The Stock Market Relative Strength compares the prices of two financial instruments: stocks or indexes.
It’s possible to create an indicator that compares the historical series of Apple with the historical series of the Nasdaq index. Nasdaq Index is used as a benchmark.
We can also compare sectoral indices or sector ETFs with the reference stock index.
Stock Market Relative Strength using the Percentage Changes
A first rather simple system is to compare the percentage changes of the last x days of two actions.
In this way, a ranking will be created where we will find the title that has best performed in the first place.
Or, you can calculate the ratio between the percentage changes of X days. In this way, you haven’t a ranking but an absolute comparison between two instruments.
Another method, always using the percentages of daily gain and loss, is to check how many times the stock has outperformed the Benchmark Index in X days.

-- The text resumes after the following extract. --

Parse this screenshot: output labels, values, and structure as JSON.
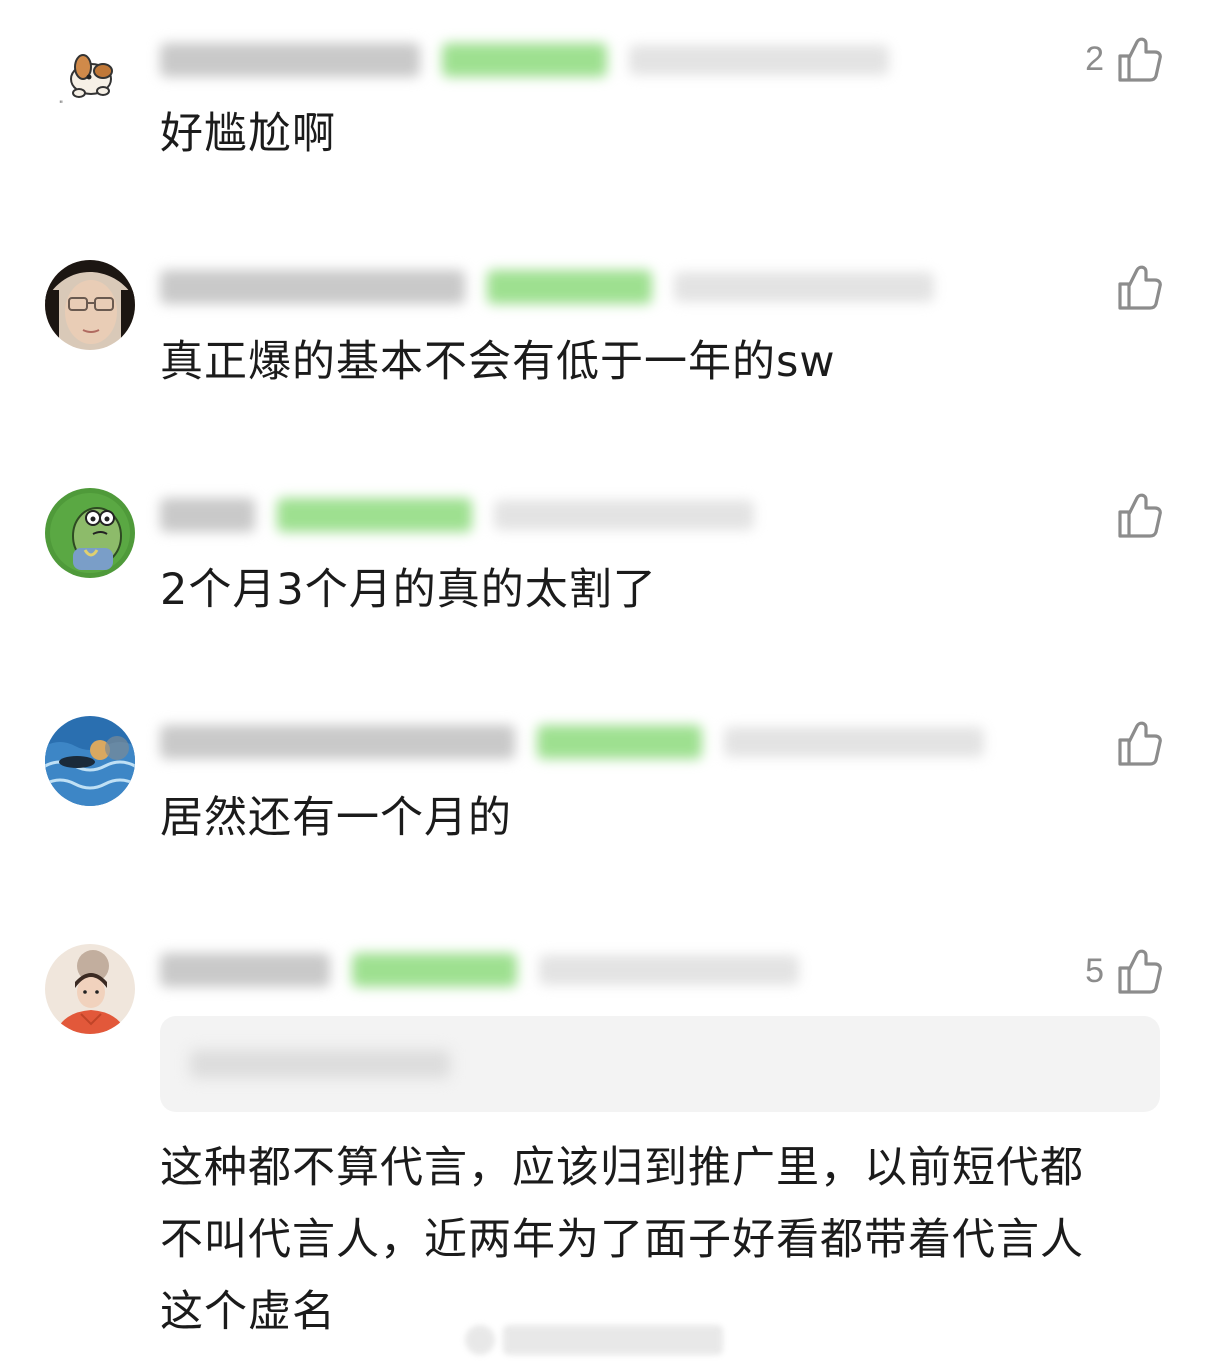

Relative Strength using the Spread
You can also create an indicator that calculates the ratio of the entire time series of the two instruments. This is the spread chart you can get in Forex with currency pairs.
Let’s take EurUsd as an example; its graph is the relationship between the Historical data of the Euro and the Dollar.

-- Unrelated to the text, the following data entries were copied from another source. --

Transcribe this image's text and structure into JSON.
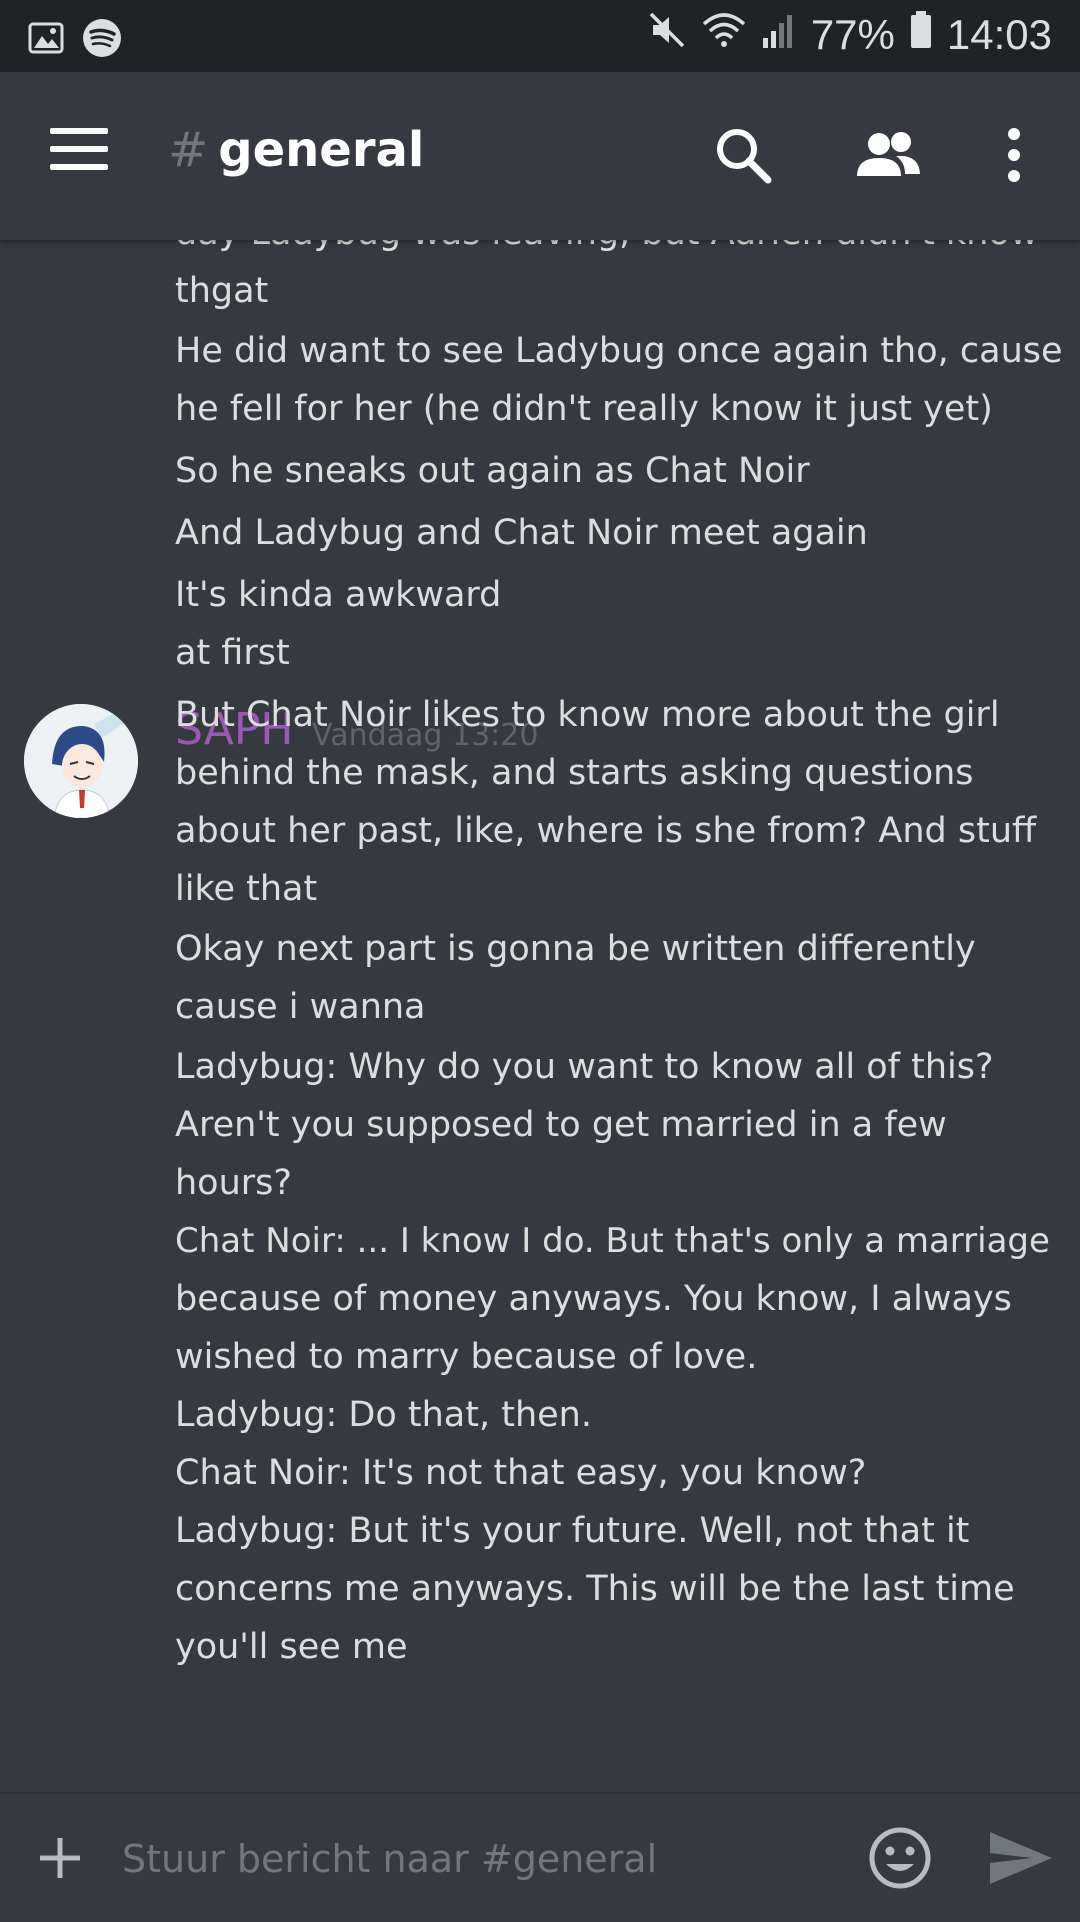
{
  "status_bar": {
    "battery": "77%",
    "time": "14:03",
    "icons": [
      "image-icon",
      "spotify-icon",
      "mute-icon",
      "wifi-icon",
      "signal-icon",
      "battery-icon"
    ]
  },
  "header": {
    "hash": "#",
    "channel": "general",
    "icons": [
      "menu-icon",
      "search-icon",
      "members-icon",
      "more-icon"
    ]
  },
  "messages": {
    "previous_lines": [
      "day Ladybug was leaving, but Adrien didn't know",
      "thgat",
      "He did want to see Ladybug once again tho, cause",
      "he fell for her (he didn't really know it just yet)",
      "So he sneaks out again as Chat Noir",
      "And Ladybug and Chat Noir meet again",
      "It's kinda awkward"
    ],
    "group": {
      "author": "SAPH",
      "timestamp": "Vandaag 13:20",
      "author_color": "#9b59b6",
      "lines": [
        "at first",
        "But Chat Noir likes to know more about the girl",
        "behind the mask, and starts asking questions",
        "about her past, like, where is she from? And stuff",
        "like that",
        "Okay next part is gonna be written differently",
        "cause i wanna",
        "Ladybug: Why do you want to know all of this?",
        "Aren't you supposed to get married in a few",
        "hours?",
        "Chat Noir: ... I know I do. But that's only a marriage",
        "because of money anyways. You know, I always",
        "wished to marry because of love.",
        "Ladybug: Do that, then.",
        "Chat Noir: It's not that easy, you know?",
        "Ladybug: But it's your future. Well, not that it",
        "concerns me anyways. This will be the last time",
        "you'll see me"
      ]
    }
  },
  "composer": {
    "placeholder": "Stuur bericht naar #general"
  },
  "colors": {
    "background": "#36393f",
    "status_bar": "#202225",
    "text": "#dcddde",
    "muted": "#72767d"
  }
}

Imagine you create a Netflix / Nasdaq chart when the line goes up; it will mean that Netflix outperforms the Nasdaq and vice versa.
This graph will be possible to insert a series of indicators, such as RSI, Moving Averages, etc.
Also, in this graph, it’s possible to find many patterns.
For example, assume that Netflix tends to outperform the Nasdaq Index for X days and then returns. In this case, we could use mean-reverting strategies to open a trade.
We could use an RSI indicator to predict that when the ratio of Netflix to Nasdaq rises above a specific value, it tends to fall. So when the RSI of our Relative Strength Indicator exceeds a certain value, we can sell Netflix and buy Nasdaq.